The economist – Alan Duncan (Bankwest Research Chair in Economic Policy at Curtin University) - further concluded in his analysis:
“The evidence that restaurants and cafes are closing on Sundays because of prohibitively high costs is, at best, ambiguous.”
Mr Duncan is Director of the Bankwest Curtin Economics Centre, an independent economic and social research organisation located within Curtin Business School at Curtin University.

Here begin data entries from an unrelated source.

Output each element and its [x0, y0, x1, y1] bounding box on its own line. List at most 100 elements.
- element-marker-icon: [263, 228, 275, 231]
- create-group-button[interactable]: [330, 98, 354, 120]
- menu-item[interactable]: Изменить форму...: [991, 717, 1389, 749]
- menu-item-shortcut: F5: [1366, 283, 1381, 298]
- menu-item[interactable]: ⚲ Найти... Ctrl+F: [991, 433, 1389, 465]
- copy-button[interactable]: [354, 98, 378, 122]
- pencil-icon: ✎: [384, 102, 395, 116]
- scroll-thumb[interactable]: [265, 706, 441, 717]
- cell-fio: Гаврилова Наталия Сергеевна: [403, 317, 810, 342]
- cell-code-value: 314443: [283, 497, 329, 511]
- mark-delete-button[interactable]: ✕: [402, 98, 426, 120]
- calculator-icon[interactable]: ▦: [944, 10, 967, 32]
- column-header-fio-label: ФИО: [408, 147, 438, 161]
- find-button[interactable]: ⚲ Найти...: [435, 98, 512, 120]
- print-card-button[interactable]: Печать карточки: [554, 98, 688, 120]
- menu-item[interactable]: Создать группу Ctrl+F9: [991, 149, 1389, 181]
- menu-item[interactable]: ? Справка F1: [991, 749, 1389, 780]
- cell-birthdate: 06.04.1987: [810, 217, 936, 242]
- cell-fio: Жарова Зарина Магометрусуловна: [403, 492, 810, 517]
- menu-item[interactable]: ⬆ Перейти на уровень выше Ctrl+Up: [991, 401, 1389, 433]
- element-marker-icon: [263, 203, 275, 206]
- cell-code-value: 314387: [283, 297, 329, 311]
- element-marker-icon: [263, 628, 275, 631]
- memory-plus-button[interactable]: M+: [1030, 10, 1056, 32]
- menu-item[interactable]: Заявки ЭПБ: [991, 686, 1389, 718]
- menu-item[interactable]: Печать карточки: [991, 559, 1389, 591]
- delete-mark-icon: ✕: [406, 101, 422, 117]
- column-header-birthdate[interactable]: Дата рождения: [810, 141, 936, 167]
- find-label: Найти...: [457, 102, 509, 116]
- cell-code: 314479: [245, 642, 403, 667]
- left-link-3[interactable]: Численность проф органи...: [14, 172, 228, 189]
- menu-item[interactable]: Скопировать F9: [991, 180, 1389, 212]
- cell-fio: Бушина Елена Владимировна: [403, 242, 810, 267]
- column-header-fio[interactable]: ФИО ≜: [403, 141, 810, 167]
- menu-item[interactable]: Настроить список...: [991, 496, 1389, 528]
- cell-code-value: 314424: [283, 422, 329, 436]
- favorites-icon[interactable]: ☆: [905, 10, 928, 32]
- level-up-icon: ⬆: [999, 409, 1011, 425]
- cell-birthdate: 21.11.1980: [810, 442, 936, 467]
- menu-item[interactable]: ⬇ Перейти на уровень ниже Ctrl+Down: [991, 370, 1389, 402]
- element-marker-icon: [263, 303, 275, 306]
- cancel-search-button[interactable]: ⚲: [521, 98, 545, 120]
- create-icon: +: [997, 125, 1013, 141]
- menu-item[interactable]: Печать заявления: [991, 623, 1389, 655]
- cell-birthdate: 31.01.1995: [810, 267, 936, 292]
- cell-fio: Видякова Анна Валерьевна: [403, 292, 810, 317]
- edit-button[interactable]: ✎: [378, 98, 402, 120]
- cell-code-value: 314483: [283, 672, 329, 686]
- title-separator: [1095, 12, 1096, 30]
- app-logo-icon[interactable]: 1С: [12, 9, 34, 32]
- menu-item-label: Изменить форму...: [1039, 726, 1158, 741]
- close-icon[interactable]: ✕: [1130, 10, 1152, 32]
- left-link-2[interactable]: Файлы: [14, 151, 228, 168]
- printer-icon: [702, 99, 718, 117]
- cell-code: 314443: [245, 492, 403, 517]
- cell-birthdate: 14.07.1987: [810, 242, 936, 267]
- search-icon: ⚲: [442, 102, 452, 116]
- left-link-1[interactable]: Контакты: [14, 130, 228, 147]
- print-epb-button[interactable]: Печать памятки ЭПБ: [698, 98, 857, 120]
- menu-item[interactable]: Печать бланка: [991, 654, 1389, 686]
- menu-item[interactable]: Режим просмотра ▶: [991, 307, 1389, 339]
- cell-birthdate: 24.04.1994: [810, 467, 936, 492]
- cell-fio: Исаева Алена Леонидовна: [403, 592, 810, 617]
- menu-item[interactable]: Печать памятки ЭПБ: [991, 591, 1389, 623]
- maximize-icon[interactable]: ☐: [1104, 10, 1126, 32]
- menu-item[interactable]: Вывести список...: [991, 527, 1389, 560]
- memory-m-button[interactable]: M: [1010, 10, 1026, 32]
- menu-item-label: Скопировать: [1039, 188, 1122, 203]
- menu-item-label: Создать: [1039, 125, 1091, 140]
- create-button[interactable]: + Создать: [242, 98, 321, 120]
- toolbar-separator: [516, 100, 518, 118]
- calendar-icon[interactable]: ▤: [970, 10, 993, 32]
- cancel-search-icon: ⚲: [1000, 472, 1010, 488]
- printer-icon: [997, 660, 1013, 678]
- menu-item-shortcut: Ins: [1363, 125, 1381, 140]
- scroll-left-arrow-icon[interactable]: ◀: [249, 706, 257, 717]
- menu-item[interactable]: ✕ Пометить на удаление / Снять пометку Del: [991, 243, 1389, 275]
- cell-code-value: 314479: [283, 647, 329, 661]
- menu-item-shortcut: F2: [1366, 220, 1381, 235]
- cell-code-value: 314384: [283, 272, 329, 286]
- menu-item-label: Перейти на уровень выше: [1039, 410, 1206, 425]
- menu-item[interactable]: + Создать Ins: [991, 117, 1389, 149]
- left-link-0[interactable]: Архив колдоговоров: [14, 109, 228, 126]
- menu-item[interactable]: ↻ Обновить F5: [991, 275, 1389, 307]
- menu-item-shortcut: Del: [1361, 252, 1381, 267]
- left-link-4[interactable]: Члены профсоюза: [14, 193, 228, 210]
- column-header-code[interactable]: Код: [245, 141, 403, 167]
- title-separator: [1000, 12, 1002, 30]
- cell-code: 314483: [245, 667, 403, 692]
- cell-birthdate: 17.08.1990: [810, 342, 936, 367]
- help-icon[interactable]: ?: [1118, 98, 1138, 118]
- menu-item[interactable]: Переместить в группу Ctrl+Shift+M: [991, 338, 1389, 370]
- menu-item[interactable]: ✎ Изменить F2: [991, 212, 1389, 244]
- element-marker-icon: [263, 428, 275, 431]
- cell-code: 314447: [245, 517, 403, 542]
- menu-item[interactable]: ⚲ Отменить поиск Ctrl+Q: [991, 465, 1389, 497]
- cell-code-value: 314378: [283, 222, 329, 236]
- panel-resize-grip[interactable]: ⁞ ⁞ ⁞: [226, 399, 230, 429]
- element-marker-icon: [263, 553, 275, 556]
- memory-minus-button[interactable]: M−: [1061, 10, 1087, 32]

His analysis has also been reviewed and confirmed by Ann Daly, Professor of Economics at University of Canberra.
The draft Productivity Commission report released in early August, sought by the Abbott Government, recommends a two-tiered wages system that would cut wages for millions of Australian workers in the retail and hospitality sectors.
Mr Battams says low-paid workers will be worse off by hundreds of dollars a month if the federal government endorses this recommendation.
“This two tiered system will create an underclass of working poor – it will be economic apartheid,” he said.
“As the analysis notes, there is no evidence that cutting penalty rates will increase productivity or employment. However, it will definitely reduce the take-home pay of working families in Queensland who can least afford it.
“Workers who work unsociable hours deserve to be fairly compensated for their work serving us in restaurants, filling our prescriptions, caring for our sick and elderly, and ensuring our public safety,” he said.
“Cutting weekend and penalty rates will strip billions from the state’s economy.”